I received a four-day suspension for accepting a suggested edit that capitalized all instances of the pronoun "I", which were previously lowercase.
The suspension notice reads:
You approved poor edits to this post suggested-edits/27386987, which should have been rejected. Please pay more attention to each review in future. Being suspended can be a frustrating experience, but your help in moderation is still important. In the meantime, you can refer to What are the review queues, and how do they work? for more information, and revisit your recent reviews to see if you could have taken a different action instead.
The edit was accepted as approved the same day I reviewed it, but then I received a suspension the following day for suggesting the edit be accepted.
This is my first suspension that I'm aware of. Is there something about this I'm not understanding? It seems like this is in error and I shouldn't have been suspended.
Edit: The answers and comments so far have provided good feedback about why approving this particular edit may have been seen as punishable behavior by a moderator.
However, the instructions given to reviewers are as follows:
- Approve edits that clearly improve the post
- Improve Edit when you can make additional improvements to the post
- Reject and Edit to replace an ineffective edit with your own substantive changes
- Reject edits that fail to improve the post or that make it worse
- Skip if you are not sure and want to go to the next suggested edit
Editing a post to correct repetitively bad grammar is a clear and substantive improvement to a post.

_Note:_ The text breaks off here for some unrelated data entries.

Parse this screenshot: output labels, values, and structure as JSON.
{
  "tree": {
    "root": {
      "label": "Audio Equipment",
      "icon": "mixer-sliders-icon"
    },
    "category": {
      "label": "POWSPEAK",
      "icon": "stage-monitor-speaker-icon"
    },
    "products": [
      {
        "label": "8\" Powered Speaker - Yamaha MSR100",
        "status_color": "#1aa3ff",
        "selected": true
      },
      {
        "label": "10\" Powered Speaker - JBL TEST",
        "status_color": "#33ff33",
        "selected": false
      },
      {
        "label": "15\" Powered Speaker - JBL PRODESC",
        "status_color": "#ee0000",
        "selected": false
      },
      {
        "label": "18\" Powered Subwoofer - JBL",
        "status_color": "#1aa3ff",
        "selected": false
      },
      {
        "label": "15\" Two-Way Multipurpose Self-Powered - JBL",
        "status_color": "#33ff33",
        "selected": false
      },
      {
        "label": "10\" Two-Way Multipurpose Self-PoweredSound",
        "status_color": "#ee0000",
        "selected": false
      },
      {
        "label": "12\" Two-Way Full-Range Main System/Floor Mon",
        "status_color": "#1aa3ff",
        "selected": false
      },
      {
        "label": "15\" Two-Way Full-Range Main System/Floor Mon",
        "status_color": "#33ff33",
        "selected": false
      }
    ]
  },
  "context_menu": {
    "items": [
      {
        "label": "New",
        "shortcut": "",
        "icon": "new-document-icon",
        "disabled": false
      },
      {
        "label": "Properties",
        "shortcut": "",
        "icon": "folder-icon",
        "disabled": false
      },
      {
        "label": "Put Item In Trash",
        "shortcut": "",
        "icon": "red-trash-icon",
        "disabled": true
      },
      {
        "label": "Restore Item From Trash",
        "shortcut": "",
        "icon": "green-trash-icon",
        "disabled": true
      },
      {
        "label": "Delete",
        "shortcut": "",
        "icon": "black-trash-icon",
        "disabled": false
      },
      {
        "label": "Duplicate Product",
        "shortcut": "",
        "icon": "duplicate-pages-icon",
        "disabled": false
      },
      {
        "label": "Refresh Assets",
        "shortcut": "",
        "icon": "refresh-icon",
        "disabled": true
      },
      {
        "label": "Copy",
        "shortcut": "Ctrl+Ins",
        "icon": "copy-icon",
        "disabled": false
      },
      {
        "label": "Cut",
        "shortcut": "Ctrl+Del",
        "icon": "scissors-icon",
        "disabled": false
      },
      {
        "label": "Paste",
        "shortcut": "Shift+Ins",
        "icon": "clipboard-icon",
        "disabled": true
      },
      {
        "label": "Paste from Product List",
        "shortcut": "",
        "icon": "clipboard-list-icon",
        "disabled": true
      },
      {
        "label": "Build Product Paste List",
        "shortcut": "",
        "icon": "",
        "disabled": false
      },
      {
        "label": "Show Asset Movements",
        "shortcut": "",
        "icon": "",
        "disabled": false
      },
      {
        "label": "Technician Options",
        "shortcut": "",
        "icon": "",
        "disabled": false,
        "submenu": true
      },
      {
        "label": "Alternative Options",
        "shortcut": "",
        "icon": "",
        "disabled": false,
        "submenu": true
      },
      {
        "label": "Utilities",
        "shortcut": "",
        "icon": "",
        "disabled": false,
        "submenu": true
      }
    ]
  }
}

Nowhere in the in-queue instructions does it state that—as a rule—an edit should "fix everything in the post" as @bad_coder interprets the help docs as suggesting. Nor do the instructions state that edits to closed questions must improve the question enough to make it re-openable, as Alexei details in their own personal guidelines for edits (although it's a reasonable requirement and I can understand moderators sharing this view).
I've encountered several unwritten rules like this over my years of contributions to SO. Each time it's frustrating as a user. I think either more work needs to go into making the instructions and guidance for users reflect the accepted norms moderators are enforcing, or more oversight or reminders need to be in place so that moderators consistently enforce the guidelines provided to users. As someone who reads instructions, I shouldn't have to be given a suspension and then ask a post on Meta to learn the secret proper way to fulfill my role as a contributor.
Should the instructions for the edit review queue be revised to provide more guidance?
A note for future contributors: Answers should primarily address the question "should the instructions be improved". The question is not "should this edit have been accepted".